Why wasn't man linked to March 19 murders not prosecuted for guns and drugs March 6?

      EUGENE, Ore. - Police booked Ricardo Antonio Chaney into jail after finding an AR-15, body armor and meth in his car March 6.

      He went free hours later.

      Prosecutors never filed charges.

      Now it appears Chaney killed a retired professor and set the man's house on fire before carjacking 2 international students from China, forcing them into the trunk of the driver's BMW, then driving to California, where he got in a gunfight with a tourist attraction employee before killing a sheriff's deputy in a gunfight.

      Chaney died in gunfire March 19.

      Why did he go free March 6?

      "Evidence found during the stop caused police to arrest Chaney on a felony drug possession charge and a misdemeanor weapon charge, but Chaney was subsequently released from custody when the District Attorney's office failed to file charges," the Lane County District Attorney's office said in a statement Thursday. The office "lost the capacity to file most misdemeanor charges more than 10 years ago. Additional layoffs in recent years have reduced DA staffing to the point where over 25 percent of the viable felony volume is no longer being charged. The March 6 charges against Chaney were not filed because they fell below the current triage standards and involved no violence or threat of violence."

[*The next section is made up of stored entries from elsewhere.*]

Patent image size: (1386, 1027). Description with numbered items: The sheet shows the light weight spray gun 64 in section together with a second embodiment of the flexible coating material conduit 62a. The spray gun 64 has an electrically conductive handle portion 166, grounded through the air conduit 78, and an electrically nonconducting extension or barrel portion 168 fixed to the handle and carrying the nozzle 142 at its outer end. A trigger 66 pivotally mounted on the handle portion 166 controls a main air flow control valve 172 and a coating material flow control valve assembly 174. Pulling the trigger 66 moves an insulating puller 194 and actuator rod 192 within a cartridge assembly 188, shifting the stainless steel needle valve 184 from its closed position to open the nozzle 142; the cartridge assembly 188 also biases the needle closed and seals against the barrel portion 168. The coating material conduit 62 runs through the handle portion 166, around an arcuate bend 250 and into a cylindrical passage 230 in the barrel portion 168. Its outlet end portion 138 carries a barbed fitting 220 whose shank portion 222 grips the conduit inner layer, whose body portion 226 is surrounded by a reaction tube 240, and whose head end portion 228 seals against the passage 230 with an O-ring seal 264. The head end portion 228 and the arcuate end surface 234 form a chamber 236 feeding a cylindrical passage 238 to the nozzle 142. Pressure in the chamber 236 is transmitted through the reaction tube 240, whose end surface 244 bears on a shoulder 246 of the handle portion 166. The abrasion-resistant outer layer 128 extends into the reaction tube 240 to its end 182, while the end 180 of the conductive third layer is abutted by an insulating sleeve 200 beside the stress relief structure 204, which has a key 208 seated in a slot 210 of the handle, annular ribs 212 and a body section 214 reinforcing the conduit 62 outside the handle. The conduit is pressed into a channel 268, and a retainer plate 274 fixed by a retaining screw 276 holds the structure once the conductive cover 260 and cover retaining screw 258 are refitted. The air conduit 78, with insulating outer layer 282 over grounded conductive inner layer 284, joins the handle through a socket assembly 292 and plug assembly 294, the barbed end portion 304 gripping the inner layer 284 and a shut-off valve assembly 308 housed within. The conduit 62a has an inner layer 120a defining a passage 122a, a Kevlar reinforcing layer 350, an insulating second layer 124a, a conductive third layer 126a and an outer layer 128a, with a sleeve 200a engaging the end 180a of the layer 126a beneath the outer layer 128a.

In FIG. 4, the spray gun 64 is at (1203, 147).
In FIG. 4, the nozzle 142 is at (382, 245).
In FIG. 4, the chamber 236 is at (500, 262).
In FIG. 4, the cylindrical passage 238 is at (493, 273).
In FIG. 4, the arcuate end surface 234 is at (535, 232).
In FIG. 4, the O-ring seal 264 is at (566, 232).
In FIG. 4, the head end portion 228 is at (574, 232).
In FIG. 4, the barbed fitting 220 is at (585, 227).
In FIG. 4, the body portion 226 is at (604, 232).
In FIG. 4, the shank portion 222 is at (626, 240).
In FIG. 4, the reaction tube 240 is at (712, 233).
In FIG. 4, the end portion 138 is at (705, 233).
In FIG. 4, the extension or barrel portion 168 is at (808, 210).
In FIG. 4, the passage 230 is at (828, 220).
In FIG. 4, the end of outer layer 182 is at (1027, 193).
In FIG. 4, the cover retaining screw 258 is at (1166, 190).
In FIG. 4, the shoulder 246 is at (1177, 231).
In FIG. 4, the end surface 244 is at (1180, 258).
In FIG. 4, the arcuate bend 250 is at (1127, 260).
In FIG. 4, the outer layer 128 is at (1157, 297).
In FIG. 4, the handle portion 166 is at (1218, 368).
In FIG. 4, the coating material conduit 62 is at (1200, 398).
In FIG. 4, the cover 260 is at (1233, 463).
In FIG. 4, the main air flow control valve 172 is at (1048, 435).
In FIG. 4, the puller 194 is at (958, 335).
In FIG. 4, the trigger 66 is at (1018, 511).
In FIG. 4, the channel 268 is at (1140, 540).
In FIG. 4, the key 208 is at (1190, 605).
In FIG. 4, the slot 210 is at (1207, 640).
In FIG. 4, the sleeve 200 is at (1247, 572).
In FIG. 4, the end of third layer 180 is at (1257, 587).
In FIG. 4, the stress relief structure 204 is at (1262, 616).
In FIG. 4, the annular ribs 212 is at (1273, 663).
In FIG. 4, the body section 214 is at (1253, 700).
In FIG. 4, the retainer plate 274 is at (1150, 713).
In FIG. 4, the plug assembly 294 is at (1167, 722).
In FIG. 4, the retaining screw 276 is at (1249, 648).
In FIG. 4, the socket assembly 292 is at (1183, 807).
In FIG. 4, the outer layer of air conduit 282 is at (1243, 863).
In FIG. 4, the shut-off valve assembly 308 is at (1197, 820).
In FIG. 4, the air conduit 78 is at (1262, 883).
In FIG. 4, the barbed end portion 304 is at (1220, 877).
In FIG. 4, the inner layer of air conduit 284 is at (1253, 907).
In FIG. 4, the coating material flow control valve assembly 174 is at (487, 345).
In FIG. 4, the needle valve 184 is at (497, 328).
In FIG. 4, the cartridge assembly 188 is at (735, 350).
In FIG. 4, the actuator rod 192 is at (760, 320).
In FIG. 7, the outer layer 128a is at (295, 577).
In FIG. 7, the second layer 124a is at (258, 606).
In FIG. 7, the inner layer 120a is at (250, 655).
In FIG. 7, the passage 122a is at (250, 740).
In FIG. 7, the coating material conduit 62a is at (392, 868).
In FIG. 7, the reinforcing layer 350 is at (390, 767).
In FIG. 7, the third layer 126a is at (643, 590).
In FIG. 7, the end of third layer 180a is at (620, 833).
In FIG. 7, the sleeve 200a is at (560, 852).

      Alex Gardner, the Lane County district attorney, said the office's staff has shrunk even as the area's population grew.

      "35 years ago we had 32 DAs in the criminal division," he said. "There's about 20 now, and over that period of time our population has increased about 25 percent."

      So how does the DA "triage" cases and decide when to file charges - or, in the case of Chaney caught with drugs and an illegal firearm, decide not to file charges?

      "The question is what risk does this offender present to the community right now?" Gardner said. "The crime for which the person is arrested is an important piece of that but so is their crime history and risk assessment."

      Gardner said Oregon has high crime rates but insufficient resources to pay for justice.

      "I have the charts to show how Oregon spends its money," Gardner said, "and how it doesn't is higher education and law enforcement when you compare it with the rest of the United States."